Most wildlife corridors, whether they are derived from simple least-cost path models or highly complex individual-based movement models, are run across a cost or resistance surface. Resistances represent an individual’s reluctance to cross a landscape feature or the physiological or survival costs they may incur.
Because of their reliance on resistance surfaces, the accuracy and effectiveness of corridor models likely depend on the accuracy of the resistance surface used. In turn, the accuracy of the resistance surface is based on decisions regarding the biological data type, the definition of the geospatial layers used to represent the landscape, and the modeling framework. Given that there have not been many comparisons among data types and modeling frameworks, researchers and conservation practitioners are often left to wonder about the best approach for their target species and study area.
To try to provide some clarity on this topic, we used 5-minute GPS collar data on pumas in southern California to look at the sensitivity of resistance surfaces and corridors to (1) data type (point, step, or path data), (2) how the landscape is defined, and (3) the resource selection function framework. Given the caveat that our analysis was on a single species/study area, our results indicate the following:
- Resistance surfaces and corridors are extremely sensitive to all three of these factors with both resistance estimates and corridor locations showing vast differences among data type, landscape definition, and analytical framework.
- Paths are preferred over steps and points for estimating resistance. However, if the GPS collar fix interval is too long to capture the true movement of the target species, points may produce less biased estimates of resistance.
- If points are used, it is preferable to identify points associated with movement events and use only those points in the analysis.
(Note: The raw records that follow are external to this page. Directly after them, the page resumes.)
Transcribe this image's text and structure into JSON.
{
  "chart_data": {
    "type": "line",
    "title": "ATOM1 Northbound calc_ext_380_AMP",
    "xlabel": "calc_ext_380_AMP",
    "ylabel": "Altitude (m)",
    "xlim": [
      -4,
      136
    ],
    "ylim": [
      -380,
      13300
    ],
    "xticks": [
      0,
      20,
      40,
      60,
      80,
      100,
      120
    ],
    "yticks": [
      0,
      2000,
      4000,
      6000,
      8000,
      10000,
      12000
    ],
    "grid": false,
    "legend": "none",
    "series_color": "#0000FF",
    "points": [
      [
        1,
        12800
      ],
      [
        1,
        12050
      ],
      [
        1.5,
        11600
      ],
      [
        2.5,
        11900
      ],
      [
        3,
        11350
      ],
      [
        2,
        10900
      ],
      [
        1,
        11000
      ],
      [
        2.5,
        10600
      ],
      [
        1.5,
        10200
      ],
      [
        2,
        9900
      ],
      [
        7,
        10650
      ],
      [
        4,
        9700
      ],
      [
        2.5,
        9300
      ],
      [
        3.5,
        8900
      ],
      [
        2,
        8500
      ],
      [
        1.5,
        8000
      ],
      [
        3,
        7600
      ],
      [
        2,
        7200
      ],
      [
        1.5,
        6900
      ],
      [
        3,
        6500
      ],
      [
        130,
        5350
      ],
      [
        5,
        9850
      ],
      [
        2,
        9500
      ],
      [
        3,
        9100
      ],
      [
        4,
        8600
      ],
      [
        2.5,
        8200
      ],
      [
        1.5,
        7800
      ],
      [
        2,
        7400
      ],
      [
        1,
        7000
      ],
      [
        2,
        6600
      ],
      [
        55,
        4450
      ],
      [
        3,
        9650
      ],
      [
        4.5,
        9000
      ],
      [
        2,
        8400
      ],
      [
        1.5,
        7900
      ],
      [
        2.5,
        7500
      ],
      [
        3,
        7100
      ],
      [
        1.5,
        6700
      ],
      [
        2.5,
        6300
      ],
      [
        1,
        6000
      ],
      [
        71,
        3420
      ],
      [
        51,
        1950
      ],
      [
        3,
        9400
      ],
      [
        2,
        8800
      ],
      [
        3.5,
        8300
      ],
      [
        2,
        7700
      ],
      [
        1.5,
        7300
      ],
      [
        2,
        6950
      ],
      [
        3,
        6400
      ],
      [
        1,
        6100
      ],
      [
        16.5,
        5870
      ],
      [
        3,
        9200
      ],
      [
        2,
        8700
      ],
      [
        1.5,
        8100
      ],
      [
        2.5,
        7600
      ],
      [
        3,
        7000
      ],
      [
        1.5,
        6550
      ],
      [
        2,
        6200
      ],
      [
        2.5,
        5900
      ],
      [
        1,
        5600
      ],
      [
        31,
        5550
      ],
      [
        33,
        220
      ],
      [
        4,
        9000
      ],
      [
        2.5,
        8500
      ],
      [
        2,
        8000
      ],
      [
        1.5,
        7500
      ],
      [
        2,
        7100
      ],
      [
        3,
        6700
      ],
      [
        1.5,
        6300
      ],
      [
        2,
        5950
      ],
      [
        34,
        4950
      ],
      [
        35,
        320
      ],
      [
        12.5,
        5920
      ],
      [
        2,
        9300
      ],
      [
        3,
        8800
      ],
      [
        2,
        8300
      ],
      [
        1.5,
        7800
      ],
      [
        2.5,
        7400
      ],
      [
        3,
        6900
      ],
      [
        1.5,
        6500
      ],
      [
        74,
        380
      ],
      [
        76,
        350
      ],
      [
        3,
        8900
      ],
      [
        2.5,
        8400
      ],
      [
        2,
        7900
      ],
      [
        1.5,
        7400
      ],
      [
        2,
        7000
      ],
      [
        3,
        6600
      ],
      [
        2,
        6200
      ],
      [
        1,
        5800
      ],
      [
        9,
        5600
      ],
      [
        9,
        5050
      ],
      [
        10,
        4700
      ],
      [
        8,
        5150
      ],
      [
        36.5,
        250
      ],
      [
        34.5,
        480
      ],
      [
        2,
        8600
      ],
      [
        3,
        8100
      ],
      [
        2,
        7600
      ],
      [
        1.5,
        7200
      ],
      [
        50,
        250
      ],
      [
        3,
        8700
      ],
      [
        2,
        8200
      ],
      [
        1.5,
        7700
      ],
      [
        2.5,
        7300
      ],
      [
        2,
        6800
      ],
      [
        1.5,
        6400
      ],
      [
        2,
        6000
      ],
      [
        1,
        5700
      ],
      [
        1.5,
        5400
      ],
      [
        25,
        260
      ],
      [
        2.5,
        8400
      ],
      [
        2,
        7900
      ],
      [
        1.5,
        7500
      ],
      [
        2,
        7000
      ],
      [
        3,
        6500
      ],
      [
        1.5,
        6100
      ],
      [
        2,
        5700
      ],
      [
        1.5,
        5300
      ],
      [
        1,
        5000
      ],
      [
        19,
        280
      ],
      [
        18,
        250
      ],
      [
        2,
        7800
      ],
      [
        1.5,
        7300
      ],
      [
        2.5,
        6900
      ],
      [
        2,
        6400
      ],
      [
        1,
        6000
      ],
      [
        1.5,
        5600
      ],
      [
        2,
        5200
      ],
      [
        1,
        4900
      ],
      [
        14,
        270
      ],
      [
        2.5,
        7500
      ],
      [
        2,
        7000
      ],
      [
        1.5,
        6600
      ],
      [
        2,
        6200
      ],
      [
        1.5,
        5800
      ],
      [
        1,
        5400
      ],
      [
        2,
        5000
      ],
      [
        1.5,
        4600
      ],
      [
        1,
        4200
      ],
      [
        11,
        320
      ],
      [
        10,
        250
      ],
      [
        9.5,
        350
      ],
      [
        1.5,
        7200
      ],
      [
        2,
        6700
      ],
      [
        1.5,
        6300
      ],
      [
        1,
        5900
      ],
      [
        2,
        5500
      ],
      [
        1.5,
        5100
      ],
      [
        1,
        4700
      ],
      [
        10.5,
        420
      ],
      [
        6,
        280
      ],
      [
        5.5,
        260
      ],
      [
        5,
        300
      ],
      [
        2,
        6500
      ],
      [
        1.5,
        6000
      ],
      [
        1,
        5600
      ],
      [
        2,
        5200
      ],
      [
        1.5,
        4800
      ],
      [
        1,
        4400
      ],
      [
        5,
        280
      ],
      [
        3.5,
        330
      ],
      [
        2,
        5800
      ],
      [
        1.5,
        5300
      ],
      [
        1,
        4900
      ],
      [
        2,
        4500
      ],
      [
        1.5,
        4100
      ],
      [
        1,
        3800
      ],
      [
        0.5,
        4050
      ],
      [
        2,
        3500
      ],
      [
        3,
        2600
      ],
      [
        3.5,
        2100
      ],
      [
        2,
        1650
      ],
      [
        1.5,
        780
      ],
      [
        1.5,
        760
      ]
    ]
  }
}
- Multiple scales should be examined with all of these data types and multi-scale models should be used to estimate resistance.
- Context-dependent models, where each used point, step, or path is paired with a biologically-relevant available area, are superior to context-independent models.
- The finest spatial grain of our geospatial layers (30m) produced the best performing models.
Zeller, K.A., K. McGarigal, P. Beier, S.A. Cushman, T.W. Vickers, W.M. Boyce. 2015. Using step and path selection functions for estimating resistance to movement: pumas as a case study. Landscape Ecology. DOI: 10.1007/s10980-015-0301-6
Zeller, K.A., K. McGarigal, P. Beier, S.A. Cushman, T.W. Vickers, W.M. Boyce. 2014. Sensitivity of landscape resistance estimates based on point selection functions to scale and behavioral state: pumas as a case study. Landscape Ecology 29: 541-557.
Zeller, K.A., K. McGarigal, S.A. Cushman, P. Beier, T.W. Vickers, W.M. Boyce. In prep. Sensitivity of resource selection and connectivity models to landscape definition.